My biggest concern is that, without a gargantuan change in direction, we’ll end up with a disaster for European consumers.  Fortunately, there is some evidence that such a shift may be within the realms of possibility.  Right up there is the kind of paradigm shift that the Dutch lifestyle research organisation TNO is talking about.  Two of its key initiatives in the area, NutriTech and PhenFlex, now have a rather staggering €10 million of research funds behind them, including €6 million from the EU’s own 7th Framework Programme.

Unless the results of this kind of work are incorporated into the operation of the NHCR, a distortion or bias toward claims for chemically purified substances added to processed foods and supplements is inevitable.  The most important components of our diet — namely unprocessed vegetables and fruit, along with uncontaminated, unadulterated and unprocessed meat and fish (for those who are not vegetarian) — will be left out of the equation, being relegated to a category for which health claims are neither proven nor communicated to the public.

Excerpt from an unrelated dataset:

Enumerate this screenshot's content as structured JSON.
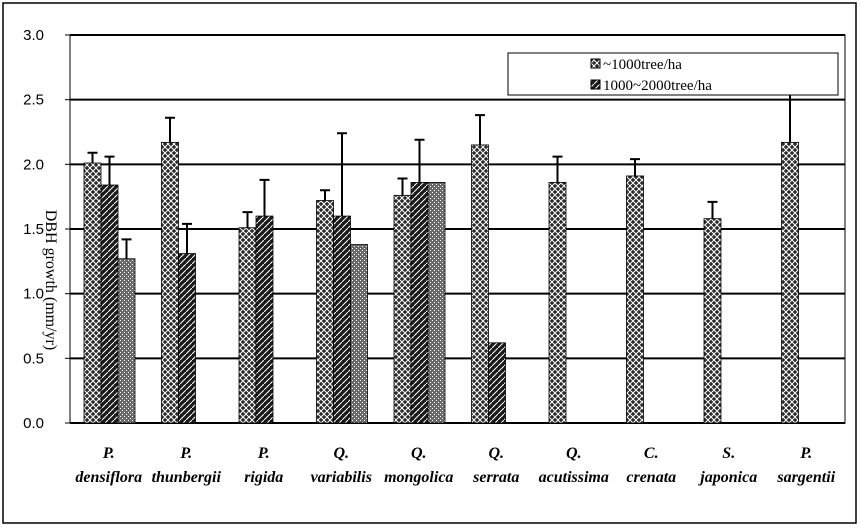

We’ve already been squeezed into an impossibly unreal situation, because no disease claims can be made for foods.  This happened well before the EU’s NHCR was even considered.  To anyone other than the EU authorities, the science appears to say that there is no clear distinction between foods and drugs.  The health claims regulation is soon to deliver another major twist to good science — and to logic.

One can only hope that homeostatic processes will help get things back on track in the coming months and years.  And that’s something in which all of us with deep concerns will play a part.